The Arab world’s most populous nation was a net exporter of liquefied natural gas until 2014, when declining output and power shortages resulting from political upheaval turned it into a net importer. Egypt will buy as many as 108 cargoes of LNG this year and has run up a debt of $3.6 billion to international energy companies including Royal Dutch Shell Plc.
Egypt plans to boost its gas output by 50 percent by the end of 2018, from 3.8 billion cubic feet at the end of last year, Oil Minister Tarek El-Molla said at the conference. The government is committed to repaying arrears owed to international energy companies and is optimistic it can attract more investment in exploration, production and distribution, he said.
Shell will start drilling in the West Delta Deep Marine phase 9B gas field in the second quarter of this year, Mohamed El Masry, chairman of state-run Egyptian Natural Gas Holding Co., said in an interview at the event. Shell stopped drilling at the gas concession in the Nile delta last March because of the payments backlog. A Shell spokesman declined to comment on Tuesday.

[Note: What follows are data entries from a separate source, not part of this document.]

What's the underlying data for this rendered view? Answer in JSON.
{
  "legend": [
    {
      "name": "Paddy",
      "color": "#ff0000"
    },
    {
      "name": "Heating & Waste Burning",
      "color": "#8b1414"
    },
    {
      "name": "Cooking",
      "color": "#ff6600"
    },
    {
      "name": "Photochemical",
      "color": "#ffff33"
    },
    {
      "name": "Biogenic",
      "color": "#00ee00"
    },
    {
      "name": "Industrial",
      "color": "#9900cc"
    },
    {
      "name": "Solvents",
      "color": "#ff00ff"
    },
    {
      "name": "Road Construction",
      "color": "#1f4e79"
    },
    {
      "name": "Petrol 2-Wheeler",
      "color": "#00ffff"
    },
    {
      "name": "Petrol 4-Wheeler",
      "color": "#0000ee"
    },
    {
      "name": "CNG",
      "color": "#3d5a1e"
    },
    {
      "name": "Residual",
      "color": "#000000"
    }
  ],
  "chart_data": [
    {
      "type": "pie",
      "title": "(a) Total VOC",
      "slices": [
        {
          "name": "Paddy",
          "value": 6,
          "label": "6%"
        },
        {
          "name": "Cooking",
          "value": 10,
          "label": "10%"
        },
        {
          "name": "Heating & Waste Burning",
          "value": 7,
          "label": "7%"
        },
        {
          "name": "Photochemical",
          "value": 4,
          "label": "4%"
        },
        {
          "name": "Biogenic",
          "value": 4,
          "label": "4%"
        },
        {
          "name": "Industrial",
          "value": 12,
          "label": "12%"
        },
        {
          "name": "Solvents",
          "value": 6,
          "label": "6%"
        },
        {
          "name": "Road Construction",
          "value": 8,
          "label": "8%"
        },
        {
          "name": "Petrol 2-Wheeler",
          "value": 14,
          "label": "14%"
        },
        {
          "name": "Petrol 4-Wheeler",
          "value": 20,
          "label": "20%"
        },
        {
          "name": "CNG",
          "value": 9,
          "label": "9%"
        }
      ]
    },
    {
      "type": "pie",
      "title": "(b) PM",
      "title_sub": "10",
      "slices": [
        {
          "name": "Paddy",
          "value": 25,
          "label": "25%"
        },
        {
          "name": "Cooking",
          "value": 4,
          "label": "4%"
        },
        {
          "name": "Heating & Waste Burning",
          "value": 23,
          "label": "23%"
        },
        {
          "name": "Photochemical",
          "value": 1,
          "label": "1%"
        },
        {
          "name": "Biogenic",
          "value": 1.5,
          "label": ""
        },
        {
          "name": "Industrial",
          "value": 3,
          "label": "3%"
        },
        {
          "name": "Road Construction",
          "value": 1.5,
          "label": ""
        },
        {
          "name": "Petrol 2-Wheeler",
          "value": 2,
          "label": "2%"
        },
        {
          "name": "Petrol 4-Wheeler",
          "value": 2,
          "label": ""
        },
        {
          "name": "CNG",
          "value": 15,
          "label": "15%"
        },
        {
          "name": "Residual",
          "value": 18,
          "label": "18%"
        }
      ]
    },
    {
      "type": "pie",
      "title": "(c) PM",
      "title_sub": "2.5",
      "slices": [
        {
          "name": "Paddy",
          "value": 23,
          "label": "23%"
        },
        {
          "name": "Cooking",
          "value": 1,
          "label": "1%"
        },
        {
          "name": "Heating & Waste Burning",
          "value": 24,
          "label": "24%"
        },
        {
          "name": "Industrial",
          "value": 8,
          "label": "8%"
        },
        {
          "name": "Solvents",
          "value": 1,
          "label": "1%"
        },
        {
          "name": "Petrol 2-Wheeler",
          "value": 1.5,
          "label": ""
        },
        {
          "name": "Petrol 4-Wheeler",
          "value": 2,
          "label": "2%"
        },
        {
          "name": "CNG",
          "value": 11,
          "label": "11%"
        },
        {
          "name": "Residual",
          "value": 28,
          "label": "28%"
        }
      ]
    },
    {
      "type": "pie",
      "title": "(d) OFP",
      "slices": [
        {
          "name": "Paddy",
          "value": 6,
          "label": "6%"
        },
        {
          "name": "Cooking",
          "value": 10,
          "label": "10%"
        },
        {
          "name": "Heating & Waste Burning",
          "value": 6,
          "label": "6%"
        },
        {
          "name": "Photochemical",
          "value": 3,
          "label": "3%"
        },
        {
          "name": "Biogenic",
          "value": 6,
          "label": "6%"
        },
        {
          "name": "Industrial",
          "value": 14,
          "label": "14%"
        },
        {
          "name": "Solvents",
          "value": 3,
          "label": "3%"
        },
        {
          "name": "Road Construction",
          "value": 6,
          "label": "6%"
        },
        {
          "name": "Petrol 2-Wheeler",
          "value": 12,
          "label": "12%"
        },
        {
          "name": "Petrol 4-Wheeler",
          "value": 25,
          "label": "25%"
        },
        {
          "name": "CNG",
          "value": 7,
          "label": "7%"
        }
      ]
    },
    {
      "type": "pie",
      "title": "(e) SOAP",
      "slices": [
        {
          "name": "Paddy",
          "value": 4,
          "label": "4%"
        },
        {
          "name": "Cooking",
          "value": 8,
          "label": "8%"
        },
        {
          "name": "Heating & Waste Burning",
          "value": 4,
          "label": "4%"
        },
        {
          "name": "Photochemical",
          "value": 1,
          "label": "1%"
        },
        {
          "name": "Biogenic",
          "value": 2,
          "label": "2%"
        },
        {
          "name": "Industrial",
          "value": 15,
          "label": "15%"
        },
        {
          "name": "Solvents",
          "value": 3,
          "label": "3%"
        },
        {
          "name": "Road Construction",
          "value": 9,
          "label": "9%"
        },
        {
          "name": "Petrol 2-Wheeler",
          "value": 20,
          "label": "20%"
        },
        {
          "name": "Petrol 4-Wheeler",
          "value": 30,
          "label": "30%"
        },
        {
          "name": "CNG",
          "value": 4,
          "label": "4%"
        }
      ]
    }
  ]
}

BP plans to start producing at the West Nile Delta project this spring, Dudley said in an interview in Cairo.
Egypt’s government will announce a new bidding round for licenses to explore in nine areas in the next six months, El Masry said, and it “may” make a payment to Shell in the second quarter. El Masry said on Feb. 2 that the country will start exporting gas in 2019.
Egypt is also an oil importer and has nearly completed a deal to import crude from Iraq, Tarek El-Hadidi, executive chairman of state-run Egyptian General Petroleum Corp., said at the conference. It will keep its production of crude and condensate steady at 650,000 barrels a day, he said.